El 13 de junio, la policía militar de São Paulo, con excesivo celo, intentó poner fin a una protesta por las tarifas de autobús con porras y gas lacrimógeno. La práctica de detenciones generalizadas y el lanzamiento de pelotas de goma pudieron dispersar a la mayor parte de la multitud aquella noche, pero no antes de que imágenes y testimonios se distribuyeran ampliamente, con inclusión de ataques a periodistas y transeúntes. Fue la cuarta y mayor manifestación del Movimiento Pase Libre, que había estado haciendo campaña desde principios de mes contra un aumento del 20% de las tarifas de autobús. La indignación se convirtió rápidamente en movilización a velocidad de Twitter de modo que el movimiento inundó las calles de nuevo el 17 de junio, en esta ocasión con más de cien mil personas y con protestas complementarias en otras grandes ciudades.

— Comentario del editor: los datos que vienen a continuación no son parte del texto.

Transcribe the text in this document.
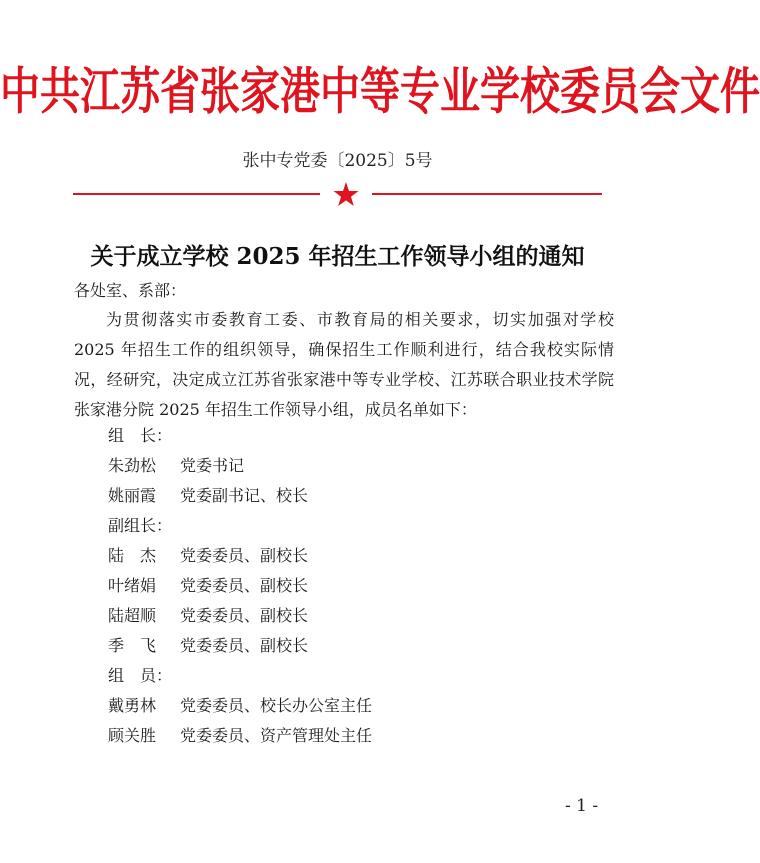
中共江苏省张家港中等专业学校委员会文件
张中专党委〔2025〕5号
关于成立学校 2025 年招生工作领导小组的通知
各处室、系部：
为贯彻落实市委教育工委、市教育局的相关要求，切实加强对学校 2025 年招生工作的组织领导，确保招生工作顺利进行，结合我校实际情况，经研究，决定成立江苏省张家港中等专业学校、江苏联合职业技术学院张家港分院 2025 年招生工作领导小组，成员名单如下：
组　长：
朱劲松 党委书记
姚丽霞 党委副书记、校长
副组长：
陆　杰 党委委员、副校长
叶绪娟 党委委员、副校长
陆超顺 党委委员、副校长
季　飞 党委委员、副校长
组　员：
戴勇林 党委委员、校长办公室主任
顾关胜 党委委员、资产管理处主任
- 1 -
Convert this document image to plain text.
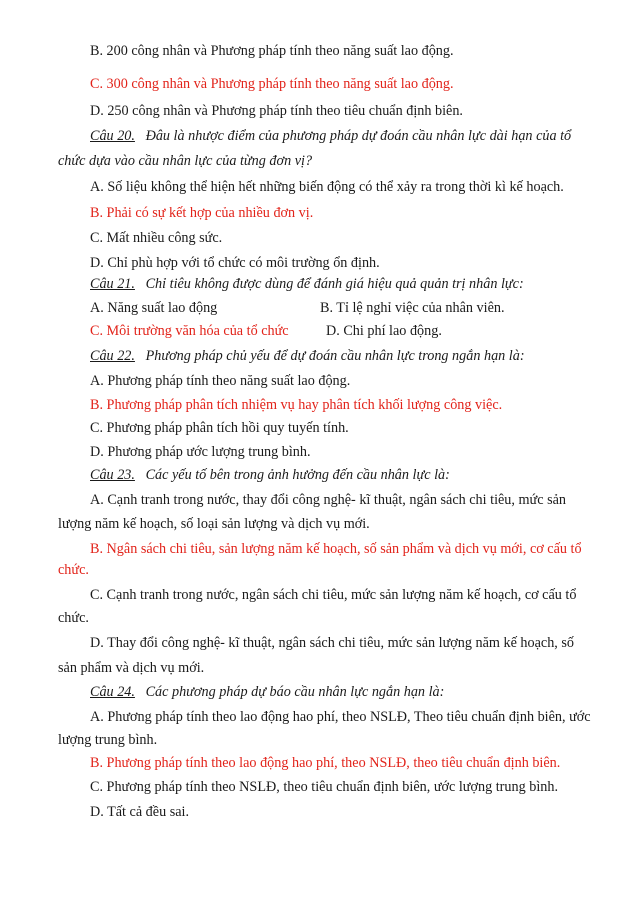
B. 200 công nhân và Phương pháp tính theo năng suất lao động.
C. 300 công nhân và Phương pháp tính theo năng suất lao động.
D. 250 công nhân và Phương pháp tính theo tiêu chuẩn định biên.
Câu 20. Đâu là nhược điểm của phương pháp dự đoán cầu nhân lực dài hạn của tổ
chức dựa vào cầu nhân lực của từng đơn vị?
A. Số liệu không thể hiện hết những biến động có thể xảy ra trong thời kì kế hoạch.
B. Phải có sự kết hợp của nhiều đơn vị.
C. Mất nhiều công sức.
D. Chỉ phù hợp với tổ chức có môi trường ổn định.
Câu 21. Chỉ tiêu không được dùng để đánh giá hiệu quả quản trị nhân lực:
A. Năng suất lao động	B. Tỉ lệ nghỉ việc của nhân viên.
C. Môi trường văn hóa của tổ chức	D. Chi phí lao động.
Câu 22. Phương pháp chủ yếu để dự đoán cầu nhân lực trong ngắn hạn là:
A. Phương pháp tính theo năng suất lao động.
B. Phương pháp phân tích nhiệm vụ hay phân tích khối lượng công việc.
C. Phương pháp phân tích hồi quy tuyến tính.
D. Phương pháp ước lượng trung bình.
Câu 23. Các yếu tố bên trong ảnh hưởng đến cầu nhân lực là:
A. Cạnh tranh trong nước, thay đổi công nghệ- kĩ thuật, ngân sách chi tiêu, mức sản
lượng năm kế hoạch, số loại sản lượng và dịch vụ mới.
B. Ngân sách chi tiêu, sản lượng năm kế hoạch, số sản phẩm và dịch vụ mới, cơ cấu tổ
chức.
C. Cạnh tranh trong nước, ngân sách chi tiêu, mức sản lượng năm kế hoạch, cơ cấu tổ
chức.
D. Thay đổi công nghệ- kĩ thuật, ngân sách chi tiêu, mức sản lượng năm kế hoạch, số
sản phẩm và dịch vụ mới.
Câu 24. Các phương pháp dự báo cầu nhân lực ngắn hạn là:
A. Phương pháp tính theo lao động hao phí, theo NSLĐ, Theo tiêu chuẩn định biên, ước
lượng trung bình.
B. Phương pháp tính theo lao động hao phí, theo NSLĐ, theo tiêu chuẩn định biên.
C. Phương pháp tính theo NSLĐ, theo tiêu chuẩn định biên, ước lượng trung bình.
D. Tất cả đều sai.
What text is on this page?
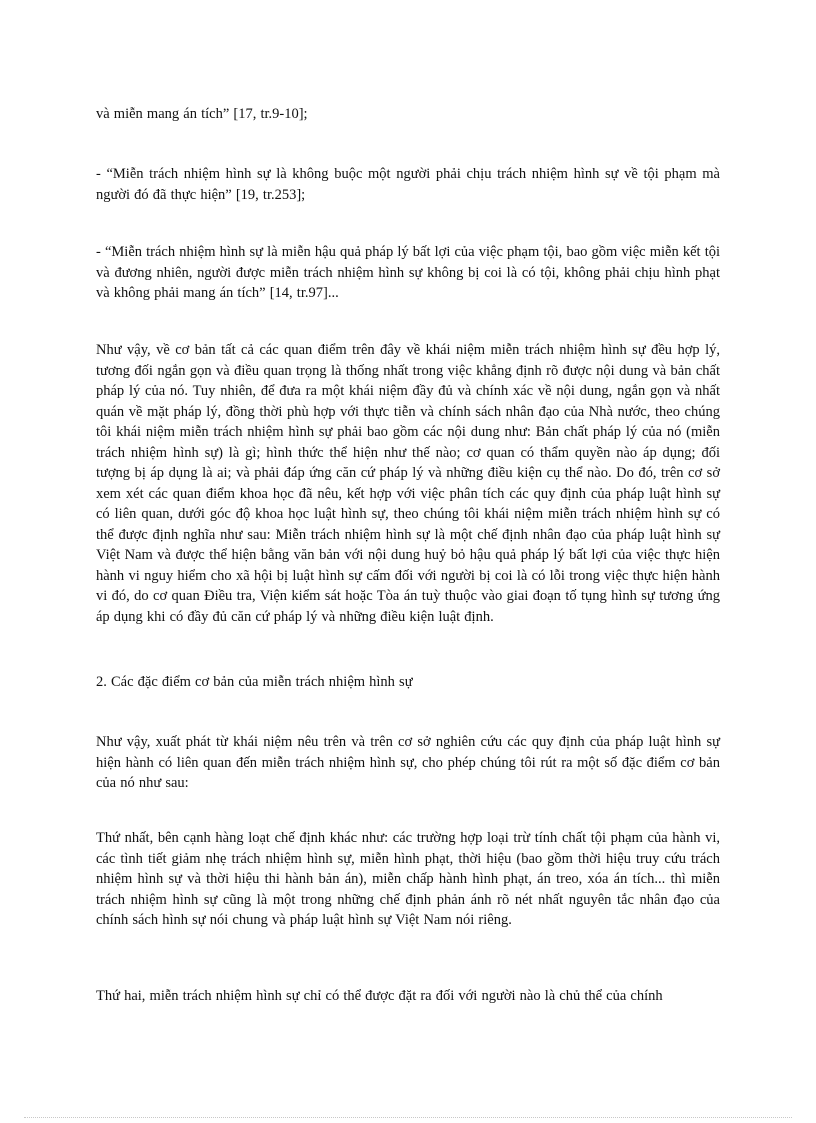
và miễn mang án tích” [17, tr.9-10];

- “Miễn trách nhiệm hình sự là không buộc một người phải chịu trách nhiệm hình sự về tội phạm mà người đó đã thực hiện” [19, tr.253];

- “Miễn trách nhiệm hình sự là miễn hậu quả pháp lý bất lợi của việc phạm tội, bao gồm việc miễn kết tội và đương nhiên, người được miễn trách nhiệm hình sự không bị coi là có tội, không phải chịu hình phạt và không phải mang án tích” [14, tr.97]...

Như vậy, về cơ bản tất cả các quan điểm trên đây về khái niệm miễn trách nhiệm hình sự đều hợp lý, tương đối ngắn gọn và điều quan trọng là thống nhất trong việc khẳng định rõ được nội dung và bản chất pháp lý của nó. Tuy nhiên, để đưa ra một khái niệm đầy đủ và chính xác về nội dung, ngắn gọn và nhất quán về mặt pháp lý, đồng thời phù hợp với thực tiễn và chính sách nhân đạo của Nhà nước, theo chúng tôi khái niệm miễn trách nhiệm hình sự phải bao gồm các nội dung như: Bản chất pháp lý của nó (miễn trách nhiệm hình sự) là gì; hình thức thể hiện như thế nào; cơ quan có thẩm quyền nào áp dụng; đối tượng bị áp dụng là ai; và phải đáp ứng căn cứ pháp lý và những điều kiện cụ thể nào. Do đó, trên cơ sở xem xét các quan điểm khoa học đã nêu, kết hợp với việc phân tích các quy định của pháp luật hình sự có liên quan, dưới góc độ khoa học luật hình sự, theo chúng tôi khái niệm miễn trách nhiệm hình sự có thể được định nghĩa như sau: Miễn trách nhiệm hình sự là một chế định nhân đạo của pháp luật hình sự Việt Nam và được thể hiện bằng văn bản với nội dung huỷ bỏ hậu quả pháp lý bất lợi của việc thực hiện hành vi nguy hiểm cho xã hội bị luật hình sự cấm đối với người bị coi là có lỗi trong việc thực hiện hành vi đó, do cơ quan Điều tra, Viện kiểm sát hoặc Tòa án tuỳ thuộc vào giai đoạn tố tụng hình sự tương ứng áp dụng khi có đầy đủ căn cứ pháp lý và những điều kiện luật định.

2. Các đặc điểm cơ bản của miễn trách nhiệm hình sự

Như vậy, xuất phát từ khái niệm nêu trên và trên cơ sở nghiên cứu các quy định của pháp luật hình sự hiện hành có liên quan đến miễn trách nhiệm hình sự, cho phép chúng tôi rút ra một số đặc điểm cơ bản của nó như sau:

Thứ nhất, bên cạnh hàng loạt chế định khác như: các trường hợp loại trừ tính chất tội phạm của hành vi, các tình tiết giảm nhẹ trách nhiệm hình sự, miễn hình phạt, thời hiệu (bao gồm thời hiệu truy cứu trách nhiệm hình sự và thời hiệu thi hành bản án), miễn chấp hành hình phạt, án treo, xóa án tích... thì miễn trách nhiệm hình sự cũng là một trong những chế định phản ánh rõ nét nhất nguyên tắc nhân đạo của chính sách hình sự nói chung và pháp luật hình sự Việt Nam nói riêng.

Thứ hai, miễn trách nhiệm hình sự chỉ có thể được đặt ra đối với người nào là chủ thể của chính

En todo el país, los manifestantes se protegían del gas pimienta con vinagre y reaccionaban a la violencia policial con indignación y más movilización y para el fin de semana no sólo se había revocado la subida de tarifas tanto en São Paulo como en Río de Janeiro, sino que millones de brasileños se habían unido al movimiento con una creciente lista de peticiones, incluidas protestas contra proyectos asociados a la Copa del Mundo y llamamientos en favor de la aplicación de reformas políticas largamente prometidas, como la de la estancada reforma financiera.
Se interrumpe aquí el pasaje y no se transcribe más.